The Web in Turbulent Times


This week it's the Institutional Web Management Workshop (IWMW2010) which we're proud to be hosting here at Sheffield. It's taking place in our new conference facilities at The Edge, with all technical support provided by our department. The network team are making sure the wireless facilities will cope - with over 170 delegates, many with more than one device - we've put in extra access points to up the number of connections we can cope with. The IT Support team are on hand to make sure people can connect OK to eduroam - they had a steady stream of people to help, mainly those running XP or where their host institution hadn't configured eduroam in the same way we have - aka correctly :-).

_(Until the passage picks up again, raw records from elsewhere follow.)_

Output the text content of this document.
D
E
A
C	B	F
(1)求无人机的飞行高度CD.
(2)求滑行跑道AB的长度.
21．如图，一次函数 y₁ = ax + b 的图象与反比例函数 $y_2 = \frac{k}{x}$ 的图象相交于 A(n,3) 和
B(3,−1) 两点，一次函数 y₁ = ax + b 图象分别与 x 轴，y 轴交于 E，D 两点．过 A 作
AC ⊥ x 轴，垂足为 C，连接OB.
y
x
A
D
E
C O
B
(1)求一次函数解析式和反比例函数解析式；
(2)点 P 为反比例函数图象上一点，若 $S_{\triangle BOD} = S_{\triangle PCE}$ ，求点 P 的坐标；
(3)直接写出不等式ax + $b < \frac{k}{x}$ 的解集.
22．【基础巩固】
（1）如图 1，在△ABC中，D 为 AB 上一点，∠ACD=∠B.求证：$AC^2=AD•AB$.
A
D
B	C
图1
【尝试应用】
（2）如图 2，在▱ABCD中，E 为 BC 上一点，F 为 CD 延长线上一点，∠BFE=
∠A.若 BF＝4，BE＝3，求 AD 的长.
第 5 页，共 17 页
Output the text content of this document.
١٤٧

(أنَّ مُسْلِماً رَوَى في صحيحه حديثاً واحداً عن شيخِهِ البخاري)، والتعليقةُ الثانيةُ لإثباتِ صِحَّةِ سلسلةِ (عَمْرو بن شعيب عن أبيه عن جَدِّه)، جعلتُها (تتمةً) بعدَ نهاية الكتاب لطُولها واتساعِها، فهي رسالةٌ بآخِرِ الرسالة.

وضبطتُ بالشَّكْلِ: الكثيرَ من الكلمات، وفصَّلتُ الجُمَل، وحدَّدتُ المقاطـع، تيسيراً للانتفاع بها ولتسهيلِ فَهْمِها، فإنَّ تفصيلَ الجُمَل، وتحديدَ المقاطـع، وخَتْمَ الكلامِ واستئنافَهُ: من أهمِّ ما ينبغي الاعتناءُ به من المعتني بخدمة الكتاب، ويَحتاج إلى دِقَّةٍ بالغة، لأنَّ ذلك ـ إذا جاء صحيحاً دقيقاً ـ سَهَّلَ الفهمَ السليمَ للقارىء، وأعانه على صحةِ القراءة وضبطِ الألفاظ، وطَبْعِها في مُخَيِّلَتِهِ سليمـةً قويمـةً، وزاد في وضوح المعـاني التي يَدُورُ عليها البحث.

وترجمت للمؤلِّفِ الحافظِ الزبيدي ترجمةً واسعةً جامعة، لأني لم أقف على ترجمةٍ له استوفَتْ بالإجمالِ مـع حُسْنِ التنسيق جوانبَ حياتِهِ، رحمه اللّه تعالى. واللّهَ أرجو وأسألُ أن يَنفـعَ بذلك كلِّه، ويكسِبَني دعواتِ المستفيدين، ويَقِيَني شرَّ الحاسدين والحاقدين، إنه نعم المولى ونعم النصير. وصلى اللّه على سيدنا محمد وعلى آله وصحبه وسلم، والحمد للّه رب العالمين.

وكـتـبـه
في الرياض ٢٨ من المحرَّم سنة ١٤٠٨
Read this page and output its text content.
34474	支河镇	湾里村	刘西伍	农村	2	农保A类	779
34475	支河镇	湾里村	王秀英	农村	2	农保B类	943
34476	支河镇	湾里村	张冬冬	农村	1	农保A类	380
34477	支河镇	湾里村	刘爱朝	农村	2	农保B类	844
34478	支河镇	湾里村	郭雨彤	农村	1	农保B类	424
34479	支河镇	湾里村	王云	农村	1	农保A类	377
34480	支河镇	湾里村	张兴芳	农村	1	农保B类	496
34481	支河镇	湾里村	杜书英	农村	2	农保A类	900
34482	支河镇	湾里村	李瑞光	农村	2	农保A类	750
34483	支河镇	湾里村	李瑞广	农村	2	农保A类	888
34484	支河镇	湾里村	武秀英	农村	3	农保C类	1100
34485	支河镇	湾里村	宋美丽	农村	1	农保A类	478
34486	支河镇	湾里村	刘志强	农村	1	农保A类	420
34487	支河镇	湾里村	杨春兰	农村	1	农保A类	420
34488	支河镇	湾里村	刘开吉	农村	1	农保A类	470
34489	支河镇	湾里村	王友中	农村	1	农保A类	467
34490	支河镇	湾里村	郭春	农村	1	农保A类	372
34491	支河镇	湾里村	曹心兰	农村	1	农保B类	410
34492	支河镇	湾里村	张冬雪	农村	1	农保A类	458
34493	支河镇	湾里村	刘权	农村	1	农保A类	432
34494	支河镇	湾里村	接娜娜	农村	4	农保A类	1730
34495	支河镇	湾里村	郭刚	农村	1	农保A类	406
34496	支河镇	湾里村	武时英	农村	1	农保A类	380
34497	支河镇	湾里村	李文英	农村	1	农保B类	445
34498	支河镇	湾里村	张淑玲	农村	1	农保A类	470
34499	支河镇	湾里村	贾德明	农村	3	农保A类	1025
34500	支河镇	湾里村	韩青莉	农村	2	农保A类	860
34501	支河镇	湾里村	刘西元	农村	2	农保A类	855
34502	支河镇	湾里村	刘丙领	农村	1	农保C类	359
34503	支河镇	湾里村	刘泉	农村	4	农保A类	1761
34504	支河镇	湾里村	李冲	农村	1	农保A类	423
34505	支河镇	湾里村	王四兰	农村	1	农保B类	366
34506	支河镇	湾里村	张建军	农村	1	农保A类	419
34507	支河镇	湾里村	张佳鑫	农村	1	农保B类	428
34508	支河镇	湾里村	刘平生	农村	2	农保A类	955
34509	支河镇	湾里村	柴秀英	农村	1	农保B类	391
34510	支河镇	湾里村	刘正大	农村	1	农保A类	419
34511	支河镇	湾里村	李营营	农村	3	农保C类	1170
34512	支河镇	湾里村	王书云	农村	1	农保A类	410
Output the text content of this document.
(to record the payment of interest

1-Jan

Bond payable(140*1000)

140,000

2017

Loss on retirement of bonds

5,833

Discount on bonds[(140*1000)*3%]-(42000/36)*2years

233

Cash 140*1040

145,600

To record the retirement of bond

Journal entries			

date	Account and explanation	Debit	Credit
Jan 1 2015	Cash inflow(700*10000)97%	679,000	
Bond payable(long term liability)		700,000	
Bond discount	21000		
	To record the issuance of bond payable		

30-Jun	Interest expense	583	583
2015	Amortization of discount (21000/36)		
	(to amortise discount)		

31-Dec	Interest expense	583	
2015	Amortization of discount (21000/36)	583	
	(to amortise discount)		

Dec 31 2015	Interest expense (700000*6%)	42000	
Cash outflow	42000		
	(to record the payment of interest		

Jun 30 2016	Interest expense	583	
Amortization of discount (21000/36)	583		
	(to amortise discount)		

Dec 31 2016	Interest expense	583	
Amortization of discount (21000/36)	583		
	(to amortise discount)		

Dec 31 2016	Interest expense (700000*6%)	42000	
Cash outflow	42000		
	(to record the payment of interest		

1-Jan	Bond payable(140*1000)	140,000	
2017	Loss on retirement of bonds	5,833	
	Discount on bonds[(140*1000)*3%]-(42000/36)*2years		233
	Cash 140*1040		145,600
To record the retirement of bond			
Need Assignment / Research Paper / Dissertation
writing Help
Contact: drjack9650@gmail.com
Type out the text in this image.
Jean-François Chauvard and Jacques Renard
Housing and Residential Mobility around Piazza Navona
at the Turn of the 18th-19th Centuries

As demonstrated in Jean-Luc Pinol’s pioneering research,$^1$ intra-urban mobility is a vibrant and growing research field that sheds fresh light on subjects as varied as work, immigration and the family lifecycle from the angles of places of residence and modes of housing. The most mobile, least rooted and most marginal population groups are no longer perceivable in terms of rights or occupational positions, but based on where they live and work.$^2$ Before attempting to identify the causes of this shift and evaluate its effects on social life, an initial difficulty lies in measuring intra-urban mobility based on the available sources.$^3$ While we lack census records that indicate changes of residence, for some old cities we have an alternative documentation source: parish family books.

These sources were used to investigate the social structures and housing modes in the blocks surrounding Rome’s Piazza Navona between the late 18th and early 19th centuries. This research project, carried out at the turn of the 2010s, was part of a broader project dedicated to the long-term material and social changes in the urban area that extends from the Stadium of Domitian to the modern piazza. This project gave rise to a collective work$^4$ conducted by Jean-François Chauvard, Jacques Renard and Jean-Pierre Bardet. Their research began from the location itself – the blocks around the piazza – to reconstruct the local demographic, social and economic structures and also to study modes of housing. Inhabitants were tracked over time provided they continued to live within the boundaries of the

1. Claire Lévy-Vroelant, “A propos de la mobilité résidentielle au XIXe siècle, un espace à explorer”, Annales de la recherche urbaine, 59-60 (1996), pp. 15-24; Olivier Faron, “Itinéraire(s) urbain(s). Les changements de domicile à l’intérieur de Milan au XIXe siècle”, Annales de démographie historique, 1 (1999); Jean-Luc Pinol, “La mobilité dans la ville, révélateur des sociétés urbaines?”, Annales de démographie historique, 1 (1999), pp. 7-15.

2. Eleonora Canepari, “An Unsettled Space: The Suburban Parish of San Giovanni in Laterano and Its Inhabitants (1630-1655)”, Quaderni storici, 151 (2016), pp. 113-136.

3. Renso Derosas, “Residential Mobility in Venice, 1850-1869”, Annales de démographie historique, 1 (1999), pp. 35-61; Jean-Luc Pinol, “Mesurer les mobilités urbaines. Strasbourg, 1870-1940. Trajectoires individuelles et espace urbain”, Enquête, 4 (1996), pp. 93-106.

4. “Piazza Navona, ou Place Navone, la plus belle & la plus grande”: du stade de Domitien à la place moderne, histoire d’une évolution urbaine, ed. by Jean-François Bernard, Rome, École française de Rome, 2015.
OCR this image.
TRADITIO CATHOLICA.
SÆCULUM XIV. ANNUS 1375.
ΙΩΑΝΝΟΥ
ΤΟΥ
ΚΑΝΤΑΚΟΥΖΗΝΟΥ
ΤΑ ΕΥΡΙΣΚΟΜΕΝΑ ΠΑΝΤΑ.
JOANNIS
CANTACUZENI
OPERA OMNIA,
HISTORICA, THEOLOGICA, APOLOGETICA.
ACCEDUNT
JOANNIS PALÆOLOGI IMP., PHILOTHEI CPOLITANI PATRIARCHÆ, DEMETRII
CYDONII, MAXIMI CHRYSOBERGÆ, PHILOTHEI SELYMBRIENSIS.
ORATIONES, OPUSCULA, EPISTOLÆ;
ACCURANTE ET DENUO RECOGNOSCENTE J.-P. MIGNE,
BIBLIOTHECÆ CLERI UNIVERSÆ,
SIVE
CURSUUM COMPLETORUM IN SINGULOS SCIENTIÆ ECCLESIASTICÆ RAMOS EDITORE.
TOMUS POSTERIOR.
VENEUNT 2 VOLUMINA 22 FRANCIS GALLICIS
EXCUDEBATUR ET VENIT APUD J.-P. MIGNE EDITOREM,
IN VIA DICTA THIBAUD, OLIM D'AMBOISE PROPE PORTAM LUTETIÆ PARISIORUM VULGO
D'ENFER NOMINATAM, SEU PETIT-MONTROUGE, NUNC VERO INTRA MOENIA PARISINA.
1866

The web team had created the web pages, including an interactive map of local pubs and places of interest (mainly pubs). Technical services had set up the live video stream, including keeping an eye on server and network capacity as we peaked at 93 connections today. And last, but definitely not least, our teaching technologies team had set up all of the AV equipment, including twitterwalls on the plasma screens, cameras, microphones and lecture capture software to record the sessions. A good team effort, and everything worked well on the first day - thanks to everyone involved.

I was there to give the opening plenary session - the theme of the conference is The Web in Turbulent Times, and I decided to set the scene by giving a personal view as an IT director of what I thought the turbulent times were, and how they might affect the way we operate. The problem I had with writing it was deciding what challenges to include and what to leave out, but hope it ended up a a reasonably balanced viewpoint.

As well as being streamed live, all the plenary talks, including mine, are available here soon after they've finished.

1 comment:

David said...

I enjoyed your talk Chris. Getting our heads into the clouds (sorry for the pun) is worth considering on many levels. Shared services for us should mean our own clouds, mainly because I believe we can do for less cost.